In 1920, Krishna Rao played a pivotal role in Tanuku, West Godavari district, Andhra Pradesh, presiding over a crucial meeting of nearly 2000 people and fostering widespread support for the boycott of legislative elections as an integral part of Non-Cooperation movement. Rao, along with other Congress members, organized meetings to educate the public about the significance of boycotting elections, and these efforts led to the withdrawal of many filed nominations. Actively participating in the Non-Cooperation Movement, Krishna Rao was sentenced to one year of rigorous imprisonment for his involvement and was incarcerated in Cuddalore Jail from 29 September 1921.

=== Salt Satyagraha ===
Venkata Krishna Rao's involvement in the Salt Satyagraha was marked by his audacious defiance of the law. Leading a group of 120 volunteers from Vijayawada, he traveled on foot to Konaseema, where he and his team produced salt in contravention of British regulations. Campaign at Chinnapuram, which resulted in another year's rigorous imprisonment in Rajahmundry, Madras, and Vellore Jails from 30 April 1930.

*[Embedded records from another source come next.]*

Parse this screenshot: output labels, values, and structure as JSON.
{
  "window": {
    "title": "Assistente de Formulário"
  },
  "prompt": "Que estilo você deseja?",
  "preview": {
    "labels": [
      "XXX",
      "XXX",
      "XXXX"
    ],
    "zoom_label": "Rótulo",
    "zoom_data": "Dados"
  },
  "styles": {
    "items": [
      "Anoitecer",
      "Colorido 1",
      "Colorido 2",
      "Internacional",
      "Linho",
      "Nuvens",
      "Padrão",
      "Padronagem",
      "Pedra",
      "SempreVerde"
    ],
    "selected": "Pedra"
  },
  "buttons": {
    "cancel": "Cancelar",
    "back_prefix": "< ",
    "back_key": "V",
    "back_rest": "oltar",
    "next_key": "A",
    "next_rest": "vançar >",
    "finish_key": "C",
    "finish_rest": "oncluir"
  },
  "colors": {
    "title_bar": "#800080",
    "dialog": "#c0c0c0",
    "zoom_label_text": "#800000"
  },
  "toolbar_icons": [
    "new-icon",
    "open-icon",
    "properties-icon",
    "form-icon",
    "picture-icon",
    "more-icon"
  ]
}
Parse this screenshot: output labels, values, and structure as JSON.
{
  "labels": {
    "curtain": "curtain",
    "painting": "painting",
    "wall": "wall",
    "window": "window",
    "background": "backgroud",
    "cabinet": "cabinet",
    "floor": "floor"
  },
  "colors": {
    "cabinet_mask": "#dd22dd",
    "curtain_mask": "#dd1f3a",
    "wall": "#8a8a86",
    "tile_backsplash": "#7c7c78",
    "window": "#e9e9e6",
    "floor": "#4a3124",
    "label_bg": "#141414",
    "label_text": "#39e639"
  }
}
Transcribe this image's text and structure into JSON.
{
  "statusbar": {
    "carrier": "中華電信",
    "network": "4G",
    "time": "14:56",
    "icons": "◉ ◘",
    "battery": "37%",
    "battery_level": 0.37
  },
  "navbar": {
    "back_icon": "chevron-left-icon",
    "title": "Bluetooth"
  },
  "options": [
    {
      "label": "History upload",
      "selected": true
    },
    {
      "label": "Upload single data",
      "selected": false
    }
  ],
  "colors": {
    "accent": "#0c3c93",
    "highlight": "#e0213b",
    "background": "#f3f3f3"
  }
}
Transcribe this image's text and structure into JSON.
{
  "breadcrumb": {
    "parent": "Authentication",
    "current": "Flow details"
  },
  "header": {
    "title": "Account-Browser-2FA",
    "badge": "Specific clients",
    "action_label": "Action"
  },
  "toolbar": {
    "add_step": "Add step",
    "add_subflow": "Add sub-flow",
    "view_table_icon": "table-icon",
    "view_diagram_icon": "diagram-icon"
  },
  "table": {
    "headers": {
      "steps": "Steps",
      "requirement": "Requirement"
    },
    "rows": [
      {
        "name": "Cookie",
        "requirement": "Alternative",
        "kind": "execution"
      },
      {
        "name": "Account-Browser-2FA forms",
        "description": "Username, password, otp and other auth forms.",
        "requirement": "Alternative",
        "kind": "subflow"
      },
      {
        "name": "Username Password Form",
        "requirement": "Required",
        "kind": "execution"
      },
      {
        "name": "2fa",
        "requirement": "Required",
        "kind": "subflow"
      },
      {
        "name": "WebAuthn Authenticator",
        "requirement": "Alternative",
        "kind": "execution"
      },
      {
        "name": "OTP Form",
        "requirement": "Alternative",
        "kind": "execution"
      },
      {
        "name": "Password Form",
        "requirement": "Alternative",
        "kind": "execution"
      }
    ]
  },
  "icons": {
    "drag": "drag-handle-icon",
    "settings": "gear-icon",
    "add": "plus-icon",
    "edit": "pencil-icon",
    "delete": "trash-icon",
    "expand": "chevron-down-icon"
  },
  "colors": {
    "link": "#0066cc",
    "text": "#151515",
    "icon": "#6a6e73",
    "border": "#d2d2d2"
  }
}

Mahatma Gandhi, who was leading the independence movement, remarked that whether it was a landlord or a commoner, under British rule, they were living as slaves, and that Venkata Krishna Rao's actions gave a significant boost to the Salt Satyagraha in Coastal Andhra. Venkata Krishna Rao's participation in this act of civil disobedience was particularly noteworthy as his zamindari family was generally known to be pro-British, surprising many of his contemporaries.

== Awards ==
In addition to his contributions to the Indian independence movement, Venkata Krishna Rao's talents as a writer were also recognized. In 1975, he was awarded the "Kala Prapoorna" award by Andhra University for his literary achievements. This award is a testament to his impact not only as a political activist but also as a writer. Venkata Krishna Rao's life and legacy serve as an inspiration to those who seek to make a positive impact on their communities through both political and creative endeavors.